Musk posted a letter from his lawyer, Alex Spiro, to Gensler on Thursday, which said the billionaire had been told to “accept within 48 hours either a monetary payment or face charges on multiple counts.”
“Oh Gary, how could you do this to me?” Musk wrote in an X post that contained a copy of the letter.
In the letter, Spiro said the request related to “certain purchases, sales and disclosures of shares in Twitter” and was the latest sign of what he called “more than six years of harassment of Mr. Musk by the Commission.” Spiro also revealed that the SEC has “reopened” an investigation into Musk’s brain startup Neuralink.
The SEC sent Musk a settlement offer on Tuesday, but extended the deadline until next Monday after receiving a request for more time, a source familiar with the situation told Reuters.
If the two sides are unable to reach an agreement, the agency could issue a “Wells notice” ahead of potential enforcement action, CNBC reported, citing a source familiar with the situation.
Spiro suggested that the SEC’s recent actions against Musk may have been politically motivated. The lawyer also said he had declined a request to testify about the situation.
“We demand to know who directed these actions – whether it was you or the White House,” Spiro wrote to Gensler.
In a separate post, Musk shared an AI-generated photo depicting Gensler as a snail-like creature wearing a suit.
“Asked @Grok to draw a picture of @GaryGensler. Very flattering, I think!” Musk wrote.
Musk also took aim at the SEC in another post, writing that it was “just another armed institution doing political dirty work.”

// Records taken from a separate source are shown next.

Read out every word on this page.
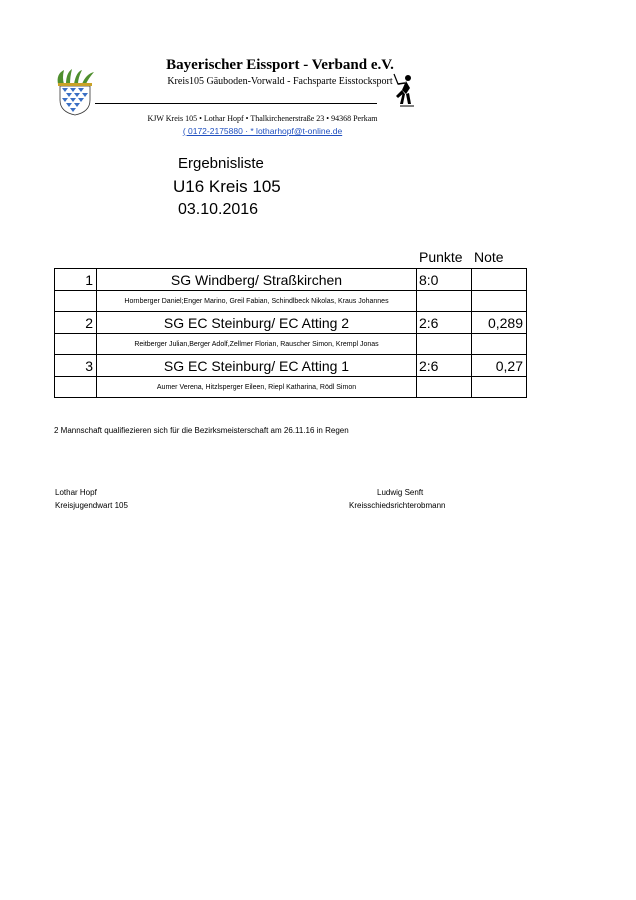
Bayerischer Eissport - Verband e.V.
Kreis105 Gäuboden-Vorwald - Fachsparte Eisstocksport
KJW Kreis 105 • Lothar Hopf • Thalkirchenerstraße 23 • 94368 Perkam
( 0172-2175880 · * lotharhopf@t-online.de
Ergebnisliste
U16 Kreis 105
03.10.2016
Punkte Note
1	SG Windberg/ Straßkirchen	8:0	
	Hornberger Daniel;Enger Marino, Greil Fabian, Schindlbeck Nikolas, Kraus Johannes		
2	SG EC Steinburg/ EC Atting 2	2:6	0,289
	Reitberger Julian,Berger Adolf,Zellmer Florian, Rauscher Simon, Krempl Jonas		
3	SG EC Steinburg/ EC Atting 1	2:6	0,27
	Aumer Verena, Hitzlsperger Eileen, Riepl Katharina, Rödl Simon		
2 Mannschaft qualifiezieren sich für die Bezirksmeisterschaft am 26.11.16 in Regen
Lothar Hopf
Kreisjugendwart 105
Ludwig Senft
Kreisschiedsrichterobmann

“It is SEC policy to conduct investigations on a confidential basis to maintain the integrity of its investigative process,” an agency spokesman said in a statement. “Therefore, the SEC does not comment on the existence or non-existence of a possible investigation.”
The SEC has been investigating Musk over his actions in 2022 during the $44 billion acquisition of Twitter, which he has since renamed X.
Musk revealed in April 2022 that he had bought a 9% stake in Twitter.
The move drew scrutiny from the SEC, which questioned why he had not disclosed the share purchase within 10 days of exceeding the 5% ownership threshold, as required by law.
The SEC also cracked down on Musk in 2018 for the infamous episode in which he claimed he had “secured funds” to take Tesla private at $420 per share.
The deal never materialized.
Musk eventually agreed to a settlement that required him and Tesla to each pay a $20 million fine and for him to step down as chairman of the firm.
The billionaire also entered into a consent decree in which his tweets and other public communications had to be approved in advance by the company’s lawyers.
After years of clashes with federal regulators under the Biden administration, Musk emerged as a top donor adviser to President-elect Donald Trump during the 2024 election cycle.
Trump has tapped Musk and his ally Vivek Ramaswamy to co-head the so-called “Department of Government Efficiency,” or DOGE, which is tasked with cutting the federal budget and unnecessary regulations.
Investors have taken Musk’s close ties to Trump as a positive sign for his various businesses. Musk’s personal net worth has soared past $400 billion – the highest figure on record.
Gensler — who has regularly clashed with the tech industry for his harsh crackdown on cryptocurrencies — said he would step down as SEC chairman after Trump’s election victory.
Trump has appointed Paul Atkins, a staunch ally of the crypto sector, to replace Gensler.